The Gut Brain Connection: How To Feed Your Brain

If there was ever a call for “digestive health,” THIS. IS. IT. So, take note!

Your gut is considered your “second brain.” There is no denying it anymore.

And because of the new scientific discoveries about the vagus nerve, the enteric nervous system, and the amazing influence your gut microbes can have, it’s no wonder what you eat, feeds not only your body but can directly affect your brain.

So, what exactly is the “gut-brain connection?” It’s very complex, and to be honest, we’re still learning lots about it!

Let’s dive into some basics…we’ll call them Gut Brain 101.

To start, there are multiple things working together.  Things like:

  • The vagus nerve that links the gut directly to the brain;
  • The “enteric nervous system” (A.K.A. “second brain)  helps the complex intricacies of digestion flow with little to no involvement from the actual brain;
  • The massive amount of neurotransmitters produced by the gut;
  • The huge part of the immune system that is in the gut, but can travel throughout the body; and,
  • The interactions and messages sent by the gut microbes.

This is complex. And amazing, if you ask me.

I’ll briefly touch on these areas, and end off with a delicious recipe (of course!)

  1. Vagus nerve

This is a nerve that runs directly from the gut to the brain. And after reading this far, you’ll probably get a sense of which direction 90% of the transmission goes…Not from your brain to your gut (which is what we used to think), but from your gut up to your brain!

2. The enteric nervous system and neurotransmitters

Would you believe me if I told you that the gut has more nerves than your spinal cord? Crazy right? And that’s why it’s referred to as the “second brain.”

And, if you think about it, controlling the complex process of digestion (i.e. digestive enzymes, absorption of nutrients, the flow of food, etc.) should probably be done by a “smarty pants” don’t you think?

And do you know how these nerves speak to each other, and to other cells? By chemical messengers called “neurotransmitters.” In fact, many of the neurotransmitters that have a strong effect on our mood are made in the gut! Let me say that again. MANY OF THE NEUROTRANSMITTERS THAT HAVE A STRONG EFFECT ON OUR MOOD ARE MADE IN THE GUT! A whopping 95% of serotonin is made in your gut, not in your brain! (Serotonin maintains mood balance and I call it your ‘happiness hormone’.)

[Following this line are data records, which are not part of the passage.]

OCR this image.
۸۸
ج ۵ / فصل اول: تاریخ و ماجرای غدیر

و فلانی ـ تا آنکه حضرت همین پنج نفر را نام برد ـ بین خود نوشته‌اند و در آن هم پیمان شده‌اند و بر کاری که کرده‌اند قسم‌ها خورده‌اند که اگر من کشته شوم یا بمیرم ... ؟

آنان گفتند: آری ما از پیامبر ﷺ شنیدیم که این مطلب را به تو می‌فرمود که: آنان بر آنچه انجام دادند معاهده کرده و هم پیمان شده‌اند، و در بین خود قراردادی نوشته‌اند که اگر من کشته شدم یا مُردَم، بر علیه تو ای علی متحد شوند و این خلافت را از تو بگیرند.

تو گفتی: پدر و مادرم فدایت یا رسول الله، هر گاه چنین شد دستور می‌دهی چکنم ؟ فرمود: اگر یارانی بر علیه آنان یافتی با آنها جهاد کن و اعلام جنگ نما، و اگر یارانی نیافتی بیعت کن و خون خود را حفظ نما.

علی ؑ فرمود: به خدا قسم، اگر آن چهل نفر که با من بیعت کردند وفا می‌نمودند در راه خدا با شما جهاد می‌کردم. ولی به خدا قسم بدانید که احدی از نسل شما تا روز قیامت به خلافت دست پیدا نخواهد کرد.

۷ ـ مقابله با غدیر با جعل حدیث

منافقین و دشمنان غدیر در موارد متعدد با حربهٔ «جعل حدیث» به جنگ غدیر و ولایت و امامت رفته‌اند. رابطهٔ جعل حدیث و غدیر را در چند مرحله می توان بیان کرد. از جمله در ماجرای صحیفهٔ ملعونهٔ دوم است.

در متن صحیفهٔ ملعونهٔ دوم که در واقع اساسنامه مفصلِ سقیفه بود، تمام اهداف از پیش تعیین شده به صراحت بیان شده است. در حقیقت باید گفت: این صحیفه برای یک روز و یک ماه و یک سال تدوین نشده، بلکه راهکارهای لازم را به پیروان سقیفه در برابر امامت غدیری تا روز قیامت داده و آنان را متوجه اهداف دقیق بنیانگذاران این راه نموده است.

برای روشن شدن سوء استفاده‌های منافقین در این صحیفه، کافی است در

3. The immune system of the gut

Because eating and drinking is a huge portal where disease-causing critters can get into your body, it makes total sense that much of our defense system would be located there too, right? Approximately 75% of our immune system is in our gut!

But did you know that the immune cells can move throughout the entire body and cause inflammation just about anywhere? If they’re “activated” by something in the gut, they can potentially wreak havoc anywhere in the body…including the potential to cause inflammation in the brain.

4. Gut microbes

Your friendly neighbourhood gut residents…just like spiderman (lol)! You have billions of those little guys happily living in your gut and they do amazing things like help you digest certain foods, make certain vitamins, and even help regulate inflammation!

But more and more evidence is showing that changes in your gut microbiota can impact your mood, and even other, more serious, mental health issues.

So how do these all work together for brain health?

The honest answer to how these things all work together is that we don’t fully understand all the complexities just yet. But one thing is becoming clear. A healthy gut IS KEY to a healthy brain!

So my question to you – are you feeding yourself in a way that supports your mental health?

Of course, a variety of minimally-processed, nutrient-dense foods is required, because no nutrients work alone. Two things that you may consider eating more of are fibre and omega-3 fats. Fibre (in fruits, veggies, nuts & seeds) help to feed your awesome gut microbes. And omega-3 fats (in fatty fish like salmon, walnuts, algae, and seeds like flax, chia, and hemp) are well-known inflammation-lowering brain boosters.

Recipe (Gut food fibre, Brain food omega-3): Blueberry Hemp Overnight Oats

Gut-Brain-Connection-Overnight-Oats
(photo credit: )

Serves 2

Ingredients:

  • 1 cup blueberries (fresh or frozen)
  • 1 cup oats (gluten-free)
  • 1 cup almond milk
  • 1 tablespoon chia seeds
  • 2 tablespoons hemp seeds
  • ½ teaspoon cinnamon
  • 1 banana, sliced
  • ¼ cup chopped walnuts

Directions:

  1. Blend blueberries in the food processor until smooth.
  2. Mix blueberries, oats, almond milk, chia seeds, hemp seeds in a bowl with a lid. Let set in fridge overnight.
  3. Split into two bowls and top with cinnamon, banana, and walnuts.

Serve & enjoy!

Tip: Your gut microbes love to eat the fibre in the blueberries, oats, seeds, and nuts. Meanwhile, your brain loves the omega-3 fats in the seeds and nuts. A match made in health heaven.